A series of workshop on PET/MR has been co-organized yearly from 2014 to 2018. Papers from these workshops have been or will be published on special issues of International Journals. Three training schools on PET/MR have been organized: the first one in Jülich in March 2016, the second in Lisbon in May 2017, a third one in Isola d’Elba in 2018. A dedicated workshop on "Schizophrenia and other mental disorders" was organized in June 2017 in Pisa.
Potential Impact:
Schizophrenia is a chronic disorder that affects about 7 per 1000 of the adult population. Several expert reports clearly demonstrate the economic impact of schizophrenia and the market potential for a device as proposed by TRIMAGE. Schizophrenia is the second most costly disease in terms of the average cost per patient with an average cost being higher than that for cancer and stroke. The earlier the treatment is initiated, the more effective it is.
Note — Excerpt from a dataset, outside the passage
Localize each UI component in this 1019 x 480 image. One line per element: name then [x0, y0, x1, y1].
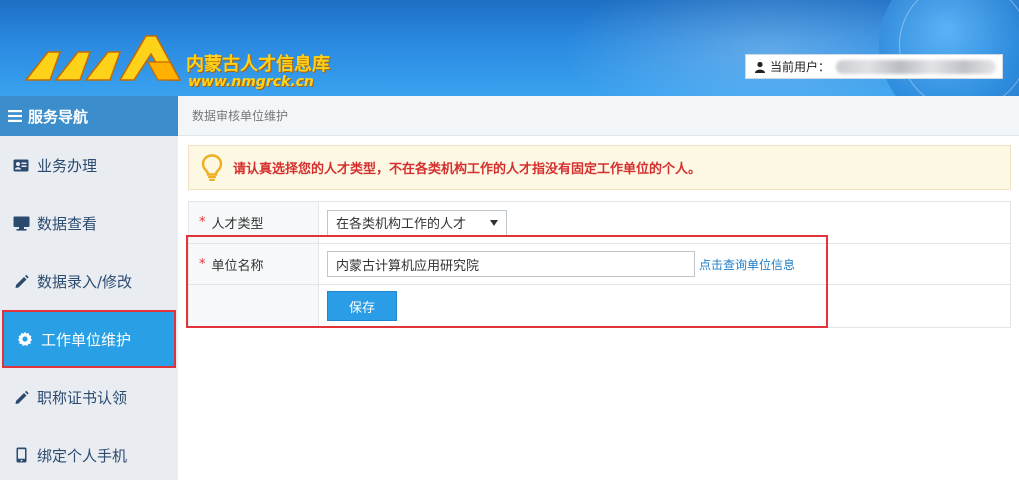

However, a significant number of people with schizophrenia do not receive any medication or are not yet receiving timely, adequate treatment. The WHO estimates that more than 50% of persons with schizophrenia do not receive appropriate care.
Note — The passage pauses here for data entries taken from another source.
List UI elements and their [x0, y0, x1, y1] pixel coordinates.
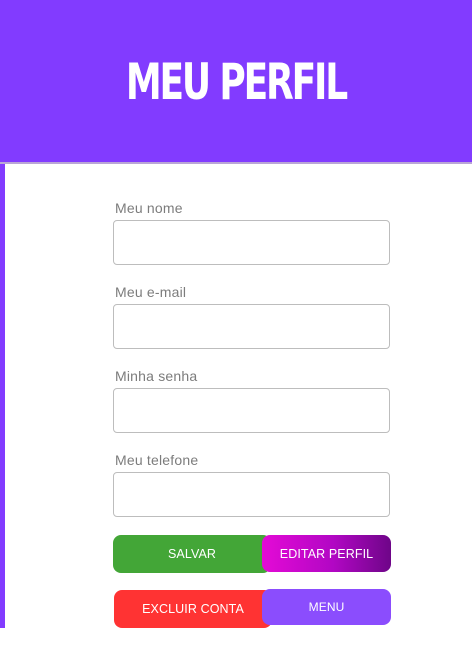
edit-profile-button[interactable]: EDITAR PERFIL	[262, 535, 391, 572]
name-input[interactable]	[113, 220, 390, 265]
page-title: MEU PERFIL	[125, 53, 348, 111]
email-input[interactable]	[113, 304, 390, 349]
page-header: MEU PERFIL	[0, 0, 472, 162]
delete-account-button[interactable]: EXCLUIR CONTA	[114, 590, 272, 628]
header-divider	[0, 162, 472, 164]
name-label: Meu nome	[115, 200, 183, 216]
password-input[interactable]	[113, 388, 390, 433]
menu-button[interactable]: MENU	[262, 589, 391, 625]
email-label: Meu e-mail	[115, 284, 187, 300]
save-button[interactable]: SALVAR	[113, 535, 271, 573]
phone-label: Meu telefone	[115, 452, 199, 468]
password-label: Minha senha	[115, 368, 198, 384]
phone-input[interactable]	[113, 472, 390, 517]
left-accent-bar	[0, 164, 5, 628]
Diagnoses of mental disorders are often based on the clinical expertise of the treating physician. This is true also for the treatment: whether the patient responds to a given treatment can currently be assessed only by monitoring the clinical course (2-6 weeks), a long time for the patient and his/her family and for the health system. The trimodality imaging (PET/MR/EEG) device that we are developing in this project aims to give the clinicians an effective tool for the diagnosis and choice of treatment for mental health disorders such as schizophrenia. Early diagnosis of schizophrenia could provide the opportunity to intervene earlier and, thus, to avert the trajectory to psychosis.

The final product of the TRIMAGE project, i.e., the PET/MR/EGG brain scanner will have a strong technological impact, not limited to the field of schizophrenia and brain disorders. More innovations will result from side tasks of the project. Some of the expected outcomes, which will have a technological impact, are:

i)-Progress in SiPM fabrication and readout,

ii)-New methods for improved DoI information and sensitivity optimization in PET,

iii)-Improved algorithms for PET/MR attenuation correction and image quantification,

iv)-Design, integration and performance evaluation of a PET/MR compatible insert,

v)-Realistic GATE simulations using computational brain phantoms,

vi)-Identification of Schizophrenia biomarkers, through a multimodal approach,

vii)-Realization of a targeted clinical study using the recently introduced PET/MR scanners.

The TRIMAGE project is based in an emerging area of multimodal brain imaging applications, where new kinds of expertise are being introduced. In order to reinforce the future generation of scientists for continuing development in these specialised emerging fields, TRIMAGE partners participate in the following actions:

i)-Training of young scientists via lectures at universities, and education of young researchers during practical training sessions as well as seminars.

ii)-Practical skills have been developed by supervising diplomas and doctoral theses.Where appropriate, exchanges have been organised for PhD/Post doc students between TRIMAGE partners.

iii) Organization of scientific schools and workshops.

In parallel to more general external communication, TRIMAGE aims to include education within medical programs to help open up a new generation of clinicians to this technology at national and European levels, in particular with psychiatrists, clinicians and doctors. Partners will look to participate in topical workshops and seminars aimed at stressing the interdisciplinary character of biomedicine with particular reference to the emerging area of multimodal imaging and personalised therapeutic treatments via biomarkers identification.